Great talent becomes 10x when it develops the quality of manageability—the ability to seek out and internalize powerful outside guidance, built on an insatiable desire for growth and improvement.

10x managers understand that all talents live on a continuum between Success and Sabotage Impulses—the internal tendency to make positive choices that steer them toward their goals at one end and a denial-based cycle that inadvertently destroys chances for success at the other. The 10x manager knows how to identify the strains and act accordingly.

10x managers must also provide two kinds of Super Vision—Inner Vision, the ability to catch and expose a talent’s blind spots and develop strategies to overcome them, and Future Vision, the ability to help talent see around corners.

Not only do all key members of the team need to be 10x and perceive themselves as talents, key members need to also learn how to become strong talent managers themselves, through active practice.

This makes for a Double-Hat World, where talent and management roles switch depending on setting and situation. To cite one simple example, consider a lean start-up where one moment a CTO is writing code and, the next, is managing the team. That flexibility shapes the new world.
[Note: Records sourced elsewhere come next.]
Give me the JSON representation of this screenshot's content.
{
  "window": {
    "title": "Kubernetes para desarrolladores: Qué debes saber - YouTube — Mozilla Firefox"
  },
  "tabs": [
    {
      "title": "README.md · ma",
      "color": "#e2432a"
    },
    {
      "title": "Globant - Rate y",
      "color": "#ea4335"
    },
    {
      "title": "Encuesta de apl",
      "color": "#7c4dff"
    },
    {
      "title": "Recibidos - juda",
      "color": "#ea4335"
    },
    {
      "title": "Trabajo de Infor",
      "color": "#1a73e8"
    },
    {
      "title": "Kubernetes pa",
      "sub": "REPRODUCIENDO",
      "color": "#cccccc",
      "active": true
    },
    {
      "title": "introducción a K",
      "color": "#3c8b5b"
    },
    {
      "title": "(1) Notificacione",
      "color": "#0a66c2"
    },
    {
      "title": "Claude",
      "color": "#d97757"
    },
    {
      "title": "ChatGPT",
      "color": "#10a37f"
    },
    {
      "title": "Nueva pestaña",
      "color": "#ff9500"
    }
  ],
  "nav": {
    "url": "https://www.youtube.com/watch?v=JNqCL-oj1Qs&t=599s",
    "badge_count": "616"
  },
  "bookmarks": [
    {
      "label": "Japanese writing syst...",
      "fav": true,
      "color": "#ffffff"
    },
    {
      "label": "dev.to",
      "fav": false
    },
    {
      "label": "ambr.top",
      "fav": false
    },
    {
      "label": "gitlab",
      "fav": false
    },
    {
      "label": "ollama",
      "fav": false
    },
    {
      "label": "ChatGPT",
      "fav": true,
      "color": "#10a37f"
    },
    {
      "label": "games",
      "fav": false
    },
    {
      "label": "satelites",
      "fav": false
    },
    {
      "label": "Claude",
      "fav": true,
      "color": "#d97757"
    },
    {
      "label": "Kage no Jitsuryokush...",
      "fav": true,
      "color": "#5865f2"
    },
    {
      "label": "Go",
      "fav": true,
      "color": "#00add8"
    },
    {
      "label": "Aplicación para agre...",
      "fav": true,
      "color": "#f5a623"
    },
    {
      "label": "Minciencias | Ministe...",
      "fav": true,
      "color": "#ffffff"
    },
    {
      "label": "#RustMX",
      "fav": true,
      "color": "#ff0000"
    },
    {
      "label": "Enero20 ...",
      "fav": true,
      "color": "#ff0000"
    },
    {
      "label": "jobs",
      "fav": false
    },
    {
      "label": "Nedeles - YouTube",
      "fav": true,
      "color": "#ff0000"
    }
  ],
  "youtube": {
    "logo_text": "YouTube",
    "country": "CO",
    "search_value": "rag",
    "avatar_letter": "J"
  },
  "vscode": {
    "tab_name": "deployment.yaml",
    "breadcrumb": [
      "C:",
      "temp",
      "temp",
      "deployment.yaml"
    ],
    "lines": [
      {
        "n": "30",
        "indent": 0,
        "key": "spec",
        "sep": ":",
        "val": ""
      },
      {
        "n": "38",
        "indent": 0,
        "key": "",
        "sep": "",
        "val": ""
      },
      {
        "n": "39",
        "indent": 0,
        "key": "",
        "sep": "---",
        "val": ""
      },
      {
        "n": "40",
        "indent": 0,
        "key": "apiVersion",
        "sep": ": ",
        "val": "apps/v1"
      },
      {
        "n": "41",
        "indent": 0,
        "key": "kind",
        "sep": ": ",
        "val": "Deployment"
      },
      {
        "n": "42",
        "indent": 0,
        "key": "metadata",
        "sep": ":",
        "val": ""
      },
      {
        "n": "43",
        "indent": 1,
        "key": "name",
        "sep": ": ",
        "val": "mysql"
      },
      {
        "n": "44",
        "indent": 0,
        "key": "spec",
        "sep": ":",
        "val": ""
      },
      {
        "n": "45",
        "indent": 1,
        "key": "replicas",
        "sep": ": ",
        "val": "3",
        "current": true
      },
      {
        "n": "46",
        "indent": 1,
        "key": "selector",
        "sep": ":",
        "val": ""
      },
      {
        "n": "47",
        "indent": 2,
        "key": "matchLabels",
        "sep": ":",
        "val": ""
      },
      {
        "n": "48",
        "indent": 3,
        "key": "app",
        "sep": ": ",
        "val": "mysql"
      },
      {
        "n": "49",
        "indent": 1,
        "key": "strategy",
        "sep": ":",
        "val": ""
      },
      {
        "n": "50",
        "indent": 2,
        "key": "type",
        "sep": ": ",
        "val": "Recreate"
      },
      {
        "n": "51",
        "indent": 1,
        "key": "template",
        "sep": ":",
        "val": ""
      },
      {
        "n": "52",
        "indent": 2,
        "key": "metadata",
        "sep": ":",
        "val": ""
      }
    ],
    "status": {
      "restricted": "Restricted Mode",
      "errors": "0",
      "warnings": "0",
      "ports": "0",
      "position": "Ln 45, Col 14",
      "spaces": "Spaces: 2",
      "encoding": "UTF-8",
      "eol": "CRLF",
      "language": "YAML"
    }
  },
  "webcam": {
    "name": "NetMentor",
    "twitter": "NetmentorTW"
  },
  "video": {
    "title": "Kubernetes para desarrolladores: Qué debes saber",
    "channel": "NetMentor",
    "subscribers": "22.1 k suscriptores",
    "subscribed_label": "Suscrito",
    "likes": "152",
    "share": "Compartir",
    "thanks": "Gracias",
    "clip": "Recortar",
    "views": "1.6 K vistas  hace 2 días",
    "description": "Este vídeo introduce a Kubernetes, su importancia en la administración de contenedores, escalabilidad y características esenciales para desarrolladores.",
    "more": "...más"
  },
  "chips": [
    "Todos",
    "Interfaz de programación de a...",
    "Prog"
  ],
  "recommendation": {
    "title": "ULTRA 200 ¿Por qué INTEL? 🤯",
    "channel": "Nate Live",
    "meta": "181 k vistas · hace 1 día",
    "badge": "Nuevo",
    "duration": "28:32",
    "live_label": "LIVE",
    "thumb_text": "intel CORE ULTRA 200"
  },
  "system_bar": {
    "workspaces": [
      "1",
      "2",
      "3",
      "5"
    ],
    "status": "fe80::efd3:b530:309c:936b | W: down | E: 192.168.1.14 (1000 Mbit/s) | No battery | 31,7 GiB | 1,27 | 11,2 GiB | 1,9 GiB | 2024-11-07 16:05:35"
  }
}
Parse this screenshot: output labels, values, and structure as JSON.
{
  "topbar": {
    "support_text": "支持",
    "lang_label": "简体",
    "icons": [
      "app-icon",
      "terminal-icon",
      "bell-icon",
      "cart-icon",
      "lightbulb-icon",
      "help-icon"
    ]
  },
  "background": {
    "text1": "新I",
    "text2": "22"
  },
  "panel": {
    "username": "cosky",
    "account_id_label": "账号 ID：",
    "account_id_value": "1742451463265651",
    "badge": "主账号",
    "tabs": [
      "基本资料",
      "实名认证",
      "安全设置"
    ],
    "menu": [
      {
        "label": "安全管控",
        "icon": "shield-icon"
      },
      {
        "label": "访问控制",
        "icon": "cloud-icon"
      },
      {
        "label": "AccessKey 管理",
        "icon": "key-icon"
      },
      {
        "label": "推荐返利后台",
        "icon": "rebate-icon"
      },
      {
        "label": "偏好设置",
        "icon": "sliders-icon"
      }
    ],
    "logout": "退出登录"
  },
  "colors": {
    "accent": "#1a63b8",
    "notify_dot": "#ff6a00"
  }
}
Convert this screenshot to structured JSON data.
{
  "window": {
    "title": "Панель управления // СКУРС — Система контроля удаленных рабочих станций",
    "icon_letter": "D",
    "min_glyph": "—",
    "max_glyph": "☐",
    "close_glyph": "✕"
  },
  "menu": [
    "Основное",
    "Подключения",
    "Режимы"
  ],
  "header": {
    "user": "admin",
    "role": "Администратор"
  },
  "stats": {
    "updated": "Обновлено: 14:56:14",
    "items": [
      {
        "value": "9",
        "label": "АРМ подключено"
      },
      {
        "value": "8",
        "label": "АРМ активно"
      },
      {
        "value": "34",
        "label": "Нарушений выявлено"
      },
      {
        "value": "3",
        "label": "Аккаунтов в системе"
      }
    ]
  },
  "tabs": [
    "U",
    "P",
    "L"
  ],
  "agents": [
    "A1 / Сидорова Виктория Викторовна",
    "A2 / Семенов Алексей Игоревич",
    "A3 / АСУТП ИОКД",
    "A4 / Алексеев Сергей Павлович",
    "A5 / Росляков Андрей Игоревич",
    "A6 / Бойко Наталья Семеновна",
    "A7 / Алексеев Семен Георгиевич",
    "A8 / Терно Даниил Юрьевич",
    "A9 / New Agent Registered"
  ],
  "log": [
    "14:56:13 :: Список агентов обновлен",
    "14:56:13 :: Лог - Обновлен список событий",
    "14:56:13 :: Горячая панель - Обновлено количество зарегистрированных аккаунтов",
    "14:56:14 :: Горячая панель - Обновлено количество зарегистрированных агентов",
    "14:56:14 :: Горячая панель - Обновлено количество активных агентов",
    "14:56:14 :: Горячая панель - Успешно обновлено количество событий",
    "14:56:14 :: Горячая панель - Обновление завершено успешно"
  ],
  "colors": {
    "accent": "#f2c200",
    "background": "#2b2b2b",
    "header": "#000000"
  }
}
Becoming adept at wearing both hats is the surest shot at success in this volatile new work terrain.

Most of all, the talent-management axis requires high EQ, empathy, and the ability to always work with all aspects of a talent’s life and personality. These strengths always mattered—today, they are nonnegotiable.

This book is divided into two main sections. In the first half, we approach things from the manager’s side, exploring all the ways you can attract, develop, and keep 10x talent and make your company itself more 10x. In the second half, we see things from the talent’s POV and show how the roles of manager and talent are inextricably linked.

Most important, every step of the way, there are stories and lessons about how you can become 10x yourself. Whether you’re a mid- to high-level manager, a CEO, entrepreneur, or a secondary audience of those talents seeking work in the diverse terrain of the modern office, this book will bring you a fresh way of seeing things, as well as practical strategies for success. We have lessons for readers on the tech frontier, but also for anyone interested in the future of work and the nature of success. We have useful advice for those seeking to improve their own path, as well as for those currently involved with STEM both domestically and abroad. On the larger scale, our lessons can help to provide a roadmap for companies, nonprofits, and governments around the globe who want to understand what tactics are required to employ and retain 10xers. And for the individual, we aim to expose aspiring 10xers to the many nuances they’ll need to master in order to thrive in an increasingly unfamiliar working world.